In the meeting, Pompeo stressed “the need for fully-reciprocal dealings between the two nations across commercial, security, and diplomatic interactions,” US State Department spokeswoman Morgan Ortagus said in a statement.

'Constructive dialogue'

Beijing said the two sides agreed to continue engagement.

“Both sides fully articulated their countries’ respective positions, and believe that this was a constructive dialogue. Both sides agreed to take action to implement the consensus reached by leaders of both countries,” China’s Xinhua news agency said.

Just as Pompeo met Yang, Trump signed into law an act that authorises sanctions for Chinese officials involved in the detention of some one million minority Muslim Uighur ethnic group.

Beijing quickly responded that the law "maliciously attacks" China and threatened consequences.

China will "resolutely hit back and the US will bear the burden of all subsequent consequences," the Chinese foreign ministry said.

And Pompeo and his counterparts from the other Group of Seven major industrial democracies put out a joint statement voicing "grave concerns" about a draft security law in Hong Kong.

"We strongly urge the Government of China to reconsider this decision," said the joint statement by Britain, Canada, France, Germany, Italy, Japan and the United States.

China is moving ahead with a law that would prohibit subversion and other perceived offences in the financial hub, to which Beijing promised autonomy before taking back the British colony in 1997.

Trump signs bill seeking sanctions on China 

US President Donald Trump signed legislation that calls for him to impose sanctions on Chinese officials for Beijing's treatment on the minority Muslim Uighur ethnic group.

The House of Representatives and Senate sent the Uyghur Human Rights Policy Act of 2020 to Trump in May. Its title includes an alternative spelling for Uighur.

It calls for Trump to submit to Congress a list of senior Chinese government officials who are engaged in or responsible for serious human rights abuses, and mandates State Department report to Congress on human rights abuses in Xinjiang, including individuals detained in forced labour camps.

The Chinese government denies the allegations and describes them as vocational schools aimed at dampening the allure of religious extremism and violence.

The Chinese embassy in Washington previously said the bill “blatantly smears China’s counterterrorism and deradicalisation measures and seriously interferes in China’s internal affairs,” which Beijing “deplores and firmly opposes”.

China called the US to "stop using Xinjiang-related issues to intervene in China’s internal affairs and refrain from going even further down the wrong path.”

China's Xinjiang Uighur Autonomous Region is home to around 10 million Uighurs. The Turkic Muslim group, which makes up around 45 percent of the region's population, has long accused China's authorities of cultural, religious and economic discrimination.
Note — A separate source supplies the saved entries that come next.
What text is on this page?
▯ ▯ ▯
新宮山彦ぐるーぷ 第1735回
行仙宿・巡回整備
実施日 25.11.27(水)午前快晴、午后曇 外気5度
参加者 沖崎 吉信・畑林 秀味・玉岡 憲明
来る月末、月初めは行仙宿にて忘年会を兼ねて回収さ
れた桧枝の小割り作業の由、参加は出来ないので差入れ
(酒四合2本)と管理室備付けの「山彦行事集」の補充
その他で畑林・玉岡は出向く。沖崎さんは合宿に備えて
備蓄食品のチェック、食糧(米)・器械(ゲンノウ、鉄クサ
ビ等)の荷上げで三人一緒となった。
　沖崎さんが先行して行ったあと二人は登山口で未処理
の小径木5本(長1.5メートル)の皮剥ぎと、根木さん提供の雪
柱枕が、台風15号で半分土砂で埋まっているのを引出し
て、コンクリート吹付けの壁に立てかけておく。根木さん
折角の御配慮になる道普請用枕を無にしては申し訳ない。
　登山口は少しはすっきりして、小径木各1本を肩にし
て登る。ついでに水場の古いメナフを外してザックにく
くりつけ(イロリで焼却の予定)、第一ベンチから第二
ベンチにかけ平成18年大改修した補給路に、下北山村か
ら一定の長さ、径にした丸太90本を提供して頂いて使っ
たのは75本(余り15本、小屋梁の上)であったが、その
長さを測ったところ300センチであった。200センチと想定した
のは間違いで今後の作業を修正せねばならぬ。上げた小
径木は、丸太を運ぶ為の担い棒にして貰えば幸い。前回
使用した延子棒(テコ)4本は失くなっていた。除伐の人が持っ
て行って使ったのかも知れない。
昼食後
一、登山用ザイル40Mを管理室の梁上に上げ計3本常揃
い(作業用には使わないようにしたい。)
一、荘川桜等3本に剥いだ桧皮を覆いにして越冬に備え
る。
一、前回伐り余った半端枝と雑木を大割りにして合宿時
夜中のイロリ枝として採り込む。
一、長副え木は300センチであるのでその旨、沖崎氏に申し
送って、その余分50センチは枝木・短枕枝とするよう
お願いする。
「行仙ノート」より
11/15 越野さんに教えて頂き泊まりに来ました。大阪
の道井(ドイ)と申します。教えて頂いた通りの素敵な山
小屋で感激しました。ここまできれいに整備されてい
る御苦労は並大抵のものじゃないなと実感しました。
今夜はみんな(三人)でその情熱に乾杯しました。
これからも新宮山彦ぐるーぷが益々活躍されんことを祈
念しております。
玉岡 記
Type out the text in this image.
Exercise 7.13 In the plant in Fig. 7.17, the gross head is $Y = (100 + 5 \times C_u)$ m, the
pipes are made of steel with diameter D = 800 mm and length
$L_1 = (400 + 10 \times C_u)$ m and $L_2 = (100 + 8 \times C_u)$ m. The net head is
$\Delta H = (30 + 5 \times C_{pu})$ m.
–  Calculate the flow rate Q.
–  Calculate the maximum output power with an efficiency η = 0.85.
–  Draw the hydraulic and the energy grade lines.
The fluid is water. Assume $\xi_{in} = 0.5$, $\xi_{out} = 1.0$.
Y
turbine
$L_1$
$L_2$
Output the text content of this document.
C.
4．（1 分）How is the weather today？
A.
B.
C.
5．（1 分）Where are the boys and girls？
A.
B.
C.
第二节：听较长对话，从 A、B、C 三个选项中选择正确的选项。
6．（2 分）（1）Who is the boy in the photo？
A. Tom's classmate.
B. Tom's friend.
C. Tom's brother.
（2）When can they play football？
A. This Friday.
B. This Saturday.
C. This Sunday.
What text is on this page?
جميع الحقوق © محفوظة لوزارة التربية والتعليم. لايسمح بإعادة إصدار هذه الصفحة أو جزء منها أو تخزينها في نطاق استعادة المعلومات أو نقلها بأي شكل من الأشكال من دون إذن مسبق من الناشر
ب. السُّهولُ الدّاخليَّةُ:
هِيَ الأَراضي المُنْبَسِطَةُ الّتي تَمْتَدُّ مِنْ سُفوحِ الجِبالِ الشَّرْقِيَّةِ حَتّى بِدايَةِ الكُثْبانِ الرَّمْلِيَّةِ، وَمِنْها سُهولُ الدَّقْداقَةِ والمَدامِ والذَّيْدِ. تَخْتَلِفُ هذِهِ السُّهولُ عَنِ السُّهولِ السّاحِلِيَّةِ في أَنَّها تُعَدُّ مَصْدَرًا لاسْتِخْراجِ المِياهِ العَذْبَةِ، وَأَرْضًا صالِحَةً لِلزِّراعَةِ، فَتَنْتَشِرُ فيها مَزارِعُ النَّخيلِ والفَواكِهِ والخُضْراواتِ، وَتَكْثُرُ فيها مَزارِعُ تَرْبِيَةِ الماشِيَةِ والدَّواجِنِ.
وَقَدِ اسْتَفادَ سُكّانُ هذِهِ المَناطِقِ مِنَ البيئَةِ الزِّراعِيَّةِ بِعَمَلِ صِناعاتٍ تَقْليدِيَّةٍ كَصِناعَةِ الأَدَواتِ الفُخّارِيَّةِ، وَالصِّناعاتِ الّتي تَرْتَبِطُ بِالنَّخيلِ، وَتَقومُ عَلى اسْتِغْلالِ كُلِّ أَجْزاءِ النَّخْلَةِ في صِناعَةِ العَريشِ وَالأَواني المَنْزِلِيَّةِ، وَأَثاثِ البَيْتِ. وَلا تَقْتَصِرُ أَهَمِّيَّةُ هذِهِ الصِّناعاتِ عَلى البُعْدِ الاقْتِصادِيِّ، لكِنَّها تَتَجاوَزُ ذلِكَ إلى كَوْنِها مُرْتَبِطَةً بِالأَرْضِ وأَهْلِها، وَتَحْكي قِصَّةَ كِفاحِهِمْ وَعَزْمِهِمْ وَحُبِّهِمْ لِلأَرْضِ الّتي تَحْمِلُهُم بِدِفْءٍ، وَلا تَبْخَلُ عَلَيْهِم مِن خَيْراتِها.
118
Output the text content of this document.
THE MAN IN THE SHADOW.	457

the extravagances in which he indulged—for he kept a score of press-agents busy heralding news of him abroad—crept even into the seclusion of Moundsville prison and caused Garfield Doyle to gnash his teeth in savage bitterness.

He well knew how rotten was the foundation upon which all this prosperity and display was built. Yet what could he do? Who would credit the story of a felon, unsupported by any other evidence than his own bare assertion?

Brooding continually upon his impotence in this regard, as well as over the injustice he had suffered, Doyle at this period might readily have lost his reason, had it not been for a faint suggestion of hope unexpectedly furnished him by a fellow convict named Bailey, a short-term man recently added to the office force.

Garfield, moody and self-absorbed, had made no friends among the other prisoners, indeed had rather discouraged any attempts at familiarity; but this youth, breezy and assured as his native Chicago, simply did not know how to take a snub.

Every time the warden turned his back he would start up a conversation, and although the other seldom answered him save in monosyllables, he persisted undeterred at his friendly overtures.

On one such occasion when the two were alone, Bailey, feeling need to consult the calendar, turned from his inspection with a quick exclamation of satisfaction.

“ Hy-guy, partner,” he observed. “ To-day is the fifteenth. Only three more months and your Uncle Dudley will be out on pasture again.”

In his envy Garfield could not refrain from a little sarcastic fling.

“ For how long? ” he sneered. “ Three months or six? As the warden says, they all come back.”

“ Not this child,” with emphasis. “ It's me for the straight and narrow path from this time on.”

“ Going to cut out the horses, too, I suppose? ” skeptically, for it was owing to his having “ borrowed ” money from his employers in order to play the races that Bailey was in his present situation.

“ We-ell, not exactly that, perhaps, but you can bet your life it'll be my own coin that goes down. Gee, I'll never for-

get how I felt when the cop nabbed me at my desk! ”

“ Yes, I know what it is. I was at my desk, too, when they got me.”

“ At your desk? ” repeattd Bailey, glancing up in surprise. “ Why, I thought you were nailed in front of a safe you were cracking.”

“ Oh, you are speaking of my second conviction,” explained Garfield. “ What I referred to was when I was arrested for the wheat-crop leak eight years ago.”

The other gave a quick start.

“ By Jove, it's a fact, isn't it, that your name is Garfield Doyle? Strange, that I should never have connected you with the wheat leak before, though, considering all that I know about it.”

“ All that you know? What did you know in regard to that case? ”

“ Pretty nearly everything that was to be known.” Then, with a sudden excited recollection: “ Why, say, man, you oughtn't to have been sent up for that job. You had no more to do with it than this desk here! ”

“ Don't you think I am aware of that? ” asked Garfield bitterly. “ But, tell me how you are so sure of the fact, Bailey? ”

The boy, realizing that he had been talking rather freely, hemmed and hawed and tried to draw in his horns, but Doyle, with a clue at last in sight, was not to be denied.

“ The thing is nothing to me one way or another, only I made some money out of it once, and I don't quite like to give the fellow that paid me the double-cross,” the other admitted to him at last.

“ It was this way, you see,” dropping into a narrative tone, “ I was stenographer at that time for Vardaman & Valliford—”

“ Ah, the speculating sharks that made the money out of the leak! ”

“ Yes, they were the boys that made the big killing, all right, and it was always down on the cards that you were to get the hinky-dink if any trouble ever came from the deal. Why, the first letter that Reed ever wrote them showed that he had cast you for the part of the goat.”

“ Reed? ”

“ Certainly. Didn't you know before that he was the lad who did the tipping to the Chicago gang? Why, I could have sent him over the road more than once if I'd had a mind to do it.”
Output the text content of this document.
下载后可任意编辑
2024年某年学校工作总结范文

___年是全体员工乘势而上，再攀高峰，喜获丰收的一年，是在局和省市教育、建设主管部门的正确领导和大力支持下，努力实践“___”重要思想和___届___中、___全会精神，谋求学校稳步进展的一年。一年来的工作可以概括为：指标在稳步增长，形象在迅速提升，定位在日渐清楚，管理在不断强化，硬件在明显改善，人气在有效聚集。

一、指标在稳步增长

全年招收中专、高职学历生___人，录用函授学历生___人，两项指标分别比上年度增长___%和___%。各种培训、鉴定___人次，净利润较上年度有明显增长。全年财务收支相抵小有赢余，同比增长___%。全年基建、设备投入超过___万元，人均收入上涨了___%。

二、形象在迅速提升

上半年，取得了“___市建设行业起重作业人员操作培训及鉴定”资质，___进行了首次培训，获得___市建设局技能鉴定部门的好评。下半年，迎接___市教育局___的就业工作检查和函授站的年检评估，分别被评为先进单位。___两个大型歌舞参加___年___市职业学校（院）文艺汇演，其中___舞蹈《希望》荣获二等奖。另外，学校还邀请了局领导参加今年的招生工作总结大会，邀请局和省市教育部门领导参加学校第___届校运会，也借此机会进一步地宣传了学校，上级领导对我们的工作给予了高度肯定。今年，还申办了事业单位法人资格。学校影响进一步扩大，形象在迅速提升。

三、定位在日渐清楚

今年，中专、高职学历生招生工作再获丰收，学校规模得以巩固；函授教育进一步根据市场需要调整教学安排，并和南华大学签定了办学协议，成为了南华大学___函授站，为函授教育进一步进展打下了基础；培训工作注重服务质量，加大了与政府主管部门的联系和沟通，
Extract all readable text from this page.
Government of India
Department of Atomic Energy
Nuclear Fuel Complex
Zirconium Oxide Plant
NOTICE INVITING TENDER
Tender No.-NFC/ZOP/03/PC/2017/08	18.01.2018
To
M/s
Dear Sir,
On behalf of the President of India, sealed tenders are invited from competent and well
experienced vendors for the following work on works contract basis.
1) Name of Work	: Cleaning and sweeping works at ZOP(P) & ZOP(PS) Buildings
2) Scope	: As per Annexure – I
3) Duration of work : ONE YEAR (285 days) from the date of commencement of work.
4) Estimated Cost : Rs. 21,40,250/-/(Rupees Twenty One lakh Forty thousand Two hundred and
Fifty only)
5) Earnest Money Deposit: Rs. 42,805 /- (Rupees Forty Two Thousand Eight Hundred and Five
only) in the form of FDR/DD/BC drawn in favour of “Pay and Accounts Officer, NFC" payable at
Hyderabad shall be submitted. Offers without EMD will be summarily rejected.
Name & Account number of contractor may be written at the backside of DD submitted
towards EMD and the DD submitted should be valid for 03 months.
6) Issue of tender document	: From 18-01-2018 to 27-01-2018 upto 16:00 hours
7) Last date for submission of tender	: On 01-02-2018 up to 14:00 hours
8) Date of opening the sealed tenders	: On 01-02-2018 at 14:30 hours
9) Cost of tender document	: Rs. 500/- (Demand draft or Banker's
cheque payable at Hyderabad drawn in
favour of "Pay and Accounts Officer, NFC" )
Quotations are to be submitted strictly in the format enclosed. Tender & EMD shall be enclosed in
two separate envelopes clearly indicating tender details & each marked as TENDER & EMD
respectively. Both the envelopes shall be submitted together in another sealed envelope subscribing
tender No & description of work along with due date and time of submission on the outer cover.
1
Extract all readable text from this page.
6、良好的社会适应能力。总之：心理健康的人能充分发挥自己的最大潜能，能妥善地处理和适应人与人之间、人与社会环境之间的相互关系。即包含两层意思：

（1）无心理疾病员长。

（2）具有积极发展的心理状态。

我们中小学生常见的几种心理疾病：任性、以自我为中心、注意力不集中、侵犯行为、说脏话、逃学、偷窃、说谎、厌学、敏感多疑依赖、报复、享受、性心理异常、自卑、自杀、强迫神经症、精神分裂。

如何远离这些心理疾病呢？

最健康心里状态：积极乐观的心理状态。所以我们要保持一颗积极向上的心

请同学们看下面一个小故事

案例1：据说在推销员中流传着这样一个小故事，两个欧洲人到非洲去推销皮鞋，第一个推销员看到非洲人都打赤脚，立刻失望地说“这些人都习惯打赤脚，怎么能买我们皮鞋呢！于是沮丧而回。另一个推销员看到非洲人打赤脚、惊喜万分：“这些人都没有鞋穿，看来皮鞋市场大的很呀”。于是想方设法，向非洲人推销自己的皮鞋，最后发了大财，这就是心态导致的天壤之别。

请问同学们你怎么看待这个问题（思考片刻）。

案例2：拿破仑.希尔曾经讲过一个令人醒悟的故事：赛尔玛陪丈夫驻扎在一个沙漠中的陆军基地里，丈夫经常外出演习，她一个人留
Read more: Secret documents reveal how China mass detention camps for Uighurs work

One million souls

Up to 1 million people, or about 7 percent of the Muslim population in Xinjiang Uighur Autonomous Region, have been incarcerated in an expanding network of "political re-education" camps, according to US officials and UN experts.

In a report last September, Human Rights Watch accused the Chinese government of a "systematic campaign of human rights violations" against Uighur Muslims in Xinjiang Uighur Autonomous Region.

According to the 117-page report, the Chinese government conducted "mass arbitrary detention, torture and mistreatment" of Uighurs in the region.

China denies the allegations, maintaining the camps are vocational training centres.